A demo is available here.

Problem Statement

This application attempts to solve the 8-Queens problem using a genetic algorithm. Given one queen in each column, the A.I. will move the queens to different squares until no queens are attacking each other.

Approach

A genetic algorithm is used to solve this problem. The algorithm begins with 100 random individuals as a population, if the solution is not found in the population the algorithm generates new children by performing crossover and mutations until a solution is found.

How It Works

The genetic algorithms are evolutionary biology-inspired algorithms that are commonly used for Artificial Intelligence. In fact, a basic knowledge of biology is enough to understand how this algorithm works.

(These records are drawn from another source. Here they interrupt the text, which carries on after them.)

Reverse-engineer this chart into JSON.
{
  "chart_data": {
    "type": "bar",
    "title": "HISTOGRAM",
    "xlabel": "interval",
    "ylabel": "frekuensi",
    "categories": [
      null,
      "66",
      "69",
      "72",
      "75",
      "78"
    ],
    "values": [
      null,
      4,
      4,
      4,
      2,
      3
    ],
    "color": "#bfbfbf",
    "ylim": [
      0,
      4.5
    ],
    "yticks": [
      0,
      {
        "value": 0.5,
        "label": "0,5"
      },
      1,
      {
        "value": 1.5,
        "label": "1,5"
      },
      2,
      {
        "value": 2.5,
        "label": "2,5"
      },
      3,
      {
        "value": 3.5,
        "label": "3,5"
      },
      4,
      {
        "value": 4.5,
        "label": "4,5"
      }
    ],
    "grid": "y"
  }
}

There are 4,426,165,368 different ways to arrange 8 queens on a chessboard. With the power of the genetic algorithm, we can find a solution by generating only hundreds of solutions.

We begin with a population of 100 individuals where each individual is a solution to the problem (i.e. a state: [1,0,2,4,5,3,6,7]). We also define a fitness value for each individual in the population. In this case, fitness value is the number of queens that are attacking each other, so we are looking to minimize our fitness value.

If we find an ideal solution in our population, we return the solution. If not, we create new children by combing our solutions using the process of crossover and mutations. After generating a new set of solutions, we eliminate the solutions that are less fit for our environment (natural selection!). We continue this process until we find a solution with a fitness value of 0, which means this is the fittest individual.